Iris mengangguk. "Iya."
"Kenapa?" tanya Camelia.
"Nggak tahu, aku juga kaget."
Rose mencengkeram bahu Iris. "Cepat, sekarang kamu pergi ke rumah Tuan Nikolai dan katakan padanya, kamu nggak bisa pergi. Biar aku yang gantikan."
Iris menepis tangan Rose. "Kenapa? Aku sudah janji mau ikut."
"Tapi, kamu nggak bisa ikut?" Camelia ikut membantah.
Iris berkacak pinggang, menatap dua kakaknya. "Apa alasannya nggak bisa ikut, hah? Tuan Nikolai sendiri yang mengajakku. Kalian ini ribut sekali."
Rose mendekati adiknya, menatap dari atas ke bawah. Menyipit untuk menilai, kata-kata menyakitkan keluar dari mulutnya sederas hujan.
"Satu, kamu nggak ada pendikan dan nggak pernah bergaul. Bayangkan saja harus bicara dengan orang-orang itu.
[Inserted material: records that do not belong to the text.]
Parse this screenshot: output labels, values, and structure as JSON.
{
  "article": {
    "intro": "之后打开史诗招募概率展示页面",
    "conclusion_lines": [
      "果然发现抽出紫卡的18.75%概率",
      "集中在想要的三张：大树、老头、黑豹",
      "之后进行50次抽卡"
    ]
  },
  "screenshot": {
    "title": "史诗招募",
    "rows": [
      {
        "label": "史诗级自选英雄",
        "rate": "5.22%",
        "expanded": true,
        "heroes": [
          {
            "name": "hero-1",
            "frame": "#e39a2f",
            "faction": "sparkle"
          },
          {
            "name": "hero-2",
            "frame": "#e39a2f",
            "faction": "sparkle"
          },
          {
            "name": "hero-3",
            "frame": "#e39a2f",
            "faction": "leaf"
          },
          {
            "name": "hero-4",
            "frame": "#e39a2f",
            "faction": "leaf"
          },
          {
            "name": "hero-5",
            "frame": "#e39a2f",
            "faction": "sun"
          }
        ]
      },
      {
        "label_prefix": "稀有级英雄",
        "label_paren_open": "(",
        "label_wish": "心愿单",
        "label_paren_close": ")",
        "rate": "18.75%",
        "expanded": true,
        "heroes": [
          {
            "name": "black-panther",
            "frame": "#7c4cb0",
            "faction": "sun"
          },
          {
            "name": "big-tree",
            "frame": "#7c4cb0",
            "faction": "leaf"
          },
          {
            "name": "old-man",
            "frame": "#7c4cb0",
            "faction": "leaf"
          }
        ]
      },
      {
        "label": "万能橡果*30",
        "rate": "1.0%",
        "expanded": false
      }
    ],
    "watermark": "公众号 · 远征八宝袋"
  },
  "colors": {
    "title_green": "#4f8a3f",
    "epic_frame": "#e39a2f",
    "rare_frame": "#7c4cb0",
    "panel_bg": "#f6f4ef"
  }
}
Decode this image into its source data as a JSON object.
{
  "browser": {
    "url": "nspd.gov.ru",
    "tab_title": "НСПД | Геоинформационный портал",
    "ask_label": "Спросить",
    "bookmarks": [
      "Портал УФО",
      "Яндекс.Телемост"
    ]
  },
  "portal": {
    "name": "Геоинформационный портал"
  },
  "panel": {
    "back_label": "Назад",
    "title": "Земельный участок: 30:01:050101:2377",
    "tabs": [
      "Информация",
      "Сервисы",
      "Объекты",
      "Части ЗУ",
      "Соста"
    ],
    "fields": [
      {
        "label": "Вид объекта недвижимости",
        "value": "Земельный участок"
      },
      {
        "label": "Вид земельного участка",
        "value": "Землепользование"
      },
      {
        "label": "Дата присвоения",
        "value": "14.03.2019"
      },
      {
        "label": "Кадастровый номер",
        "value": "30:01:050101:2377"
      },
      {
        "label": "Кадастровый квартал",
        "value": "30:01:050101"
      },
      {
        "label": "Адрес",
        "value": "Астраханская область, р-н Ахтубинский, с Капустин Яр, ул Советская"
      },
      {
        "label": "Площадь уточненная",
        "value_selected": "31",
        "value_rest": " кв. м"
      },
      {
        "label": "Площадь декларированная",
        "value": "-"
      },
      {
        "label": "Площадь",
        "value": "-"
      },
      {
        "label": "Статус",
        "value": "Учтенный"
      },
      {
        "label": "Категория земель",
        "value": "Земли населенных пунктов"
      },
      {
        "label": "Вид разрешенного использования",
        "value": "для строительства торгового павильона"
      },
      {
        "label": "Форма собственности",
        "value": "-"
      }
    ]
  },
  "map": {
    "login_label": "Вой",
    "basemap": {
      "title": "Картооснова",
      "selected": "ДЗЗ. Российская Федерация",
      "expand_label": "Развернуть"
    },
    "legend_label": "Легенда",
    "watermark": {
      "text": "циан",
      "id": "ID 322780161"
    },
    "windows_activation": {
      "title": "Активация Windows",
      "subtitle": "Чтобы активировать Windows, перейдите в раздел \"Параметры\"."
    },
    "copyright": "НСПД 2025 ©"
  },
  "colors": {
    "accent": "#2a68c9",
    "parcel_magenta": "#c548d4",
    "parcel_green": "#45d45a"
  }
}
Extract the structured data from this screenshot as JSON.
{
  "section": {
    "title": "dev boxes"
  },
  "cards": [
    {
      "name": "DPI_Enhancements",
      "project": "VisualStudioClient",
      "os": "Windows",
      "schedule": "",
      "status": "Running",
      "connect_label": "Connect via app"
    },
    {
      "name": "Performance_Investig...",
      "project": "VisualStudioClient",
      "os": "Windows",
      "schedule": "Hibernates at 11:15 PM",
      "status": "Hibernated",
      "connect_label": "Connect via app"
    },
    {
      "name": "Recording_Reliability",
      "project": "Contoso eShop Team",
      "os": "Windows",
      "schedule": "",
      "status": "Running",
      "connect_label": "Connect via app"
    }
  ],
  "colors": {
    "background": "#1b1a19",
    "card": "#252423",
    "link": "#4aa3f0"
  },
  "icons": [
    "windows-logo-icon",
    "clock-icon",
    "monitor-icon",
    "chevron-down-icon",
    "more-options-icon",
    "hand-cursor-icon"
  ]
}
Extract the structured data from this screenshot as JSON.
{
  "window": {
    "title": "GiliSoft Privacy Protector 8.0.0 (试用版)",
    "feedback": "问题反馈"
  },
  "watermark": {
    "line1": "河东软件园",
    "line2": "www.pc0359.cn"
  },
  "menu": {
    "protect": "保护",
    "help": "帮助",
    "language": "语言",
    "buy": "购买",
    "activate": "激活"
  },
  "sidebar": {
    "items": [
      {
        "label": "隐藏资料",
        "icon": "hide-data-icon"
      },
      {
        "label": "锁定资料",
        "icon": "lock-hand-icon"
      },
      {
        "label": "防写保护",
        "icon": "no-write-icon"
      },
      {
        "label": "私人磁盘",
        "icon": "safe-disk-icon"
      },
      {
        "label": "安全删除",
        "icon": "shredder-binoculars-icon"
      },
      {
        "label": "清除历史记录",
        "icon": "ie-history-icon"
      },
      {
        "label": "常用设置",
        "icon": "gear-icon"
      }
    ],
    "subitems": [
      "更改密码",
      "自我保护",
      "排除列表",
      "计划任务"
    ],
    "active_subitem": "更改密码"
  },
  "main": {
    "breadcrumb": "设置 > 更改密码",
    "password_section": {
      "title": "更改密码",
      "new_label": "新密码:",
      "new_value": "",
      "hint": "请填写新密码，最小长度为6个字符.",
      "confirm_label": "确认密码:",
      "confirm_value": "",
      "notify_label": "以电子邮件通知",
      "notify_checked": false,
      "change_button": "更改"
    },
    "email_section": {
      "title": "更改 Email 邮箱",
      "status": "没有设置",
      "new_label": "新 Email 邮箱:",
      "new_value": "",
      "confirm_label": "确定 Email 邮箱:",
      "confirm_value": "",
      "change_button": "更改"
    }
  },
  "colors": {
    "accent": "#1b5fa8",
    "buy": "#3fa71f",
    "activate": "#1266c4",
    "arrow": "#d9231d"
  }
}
Apa yang akan kalian obrolkan? Kedua, kamu nggak pernah kemana-mana, nggak ngerti apa itu pesta. Belum lagi soal penampilan, memangnya kamu punya gaun?"
Kali ini Iris menggeleng. "Nggak punya."
"Nah'kan! Masih nggak ngerti. Mau mempermalukan keluarga kita? Terserah, kalau yang malu kamu sendiri. Besok kamu ke rumah Tuan Nikolai dan beritahu dia kamu nggak bisa datang. Suruh ganti, aku atau Camelia."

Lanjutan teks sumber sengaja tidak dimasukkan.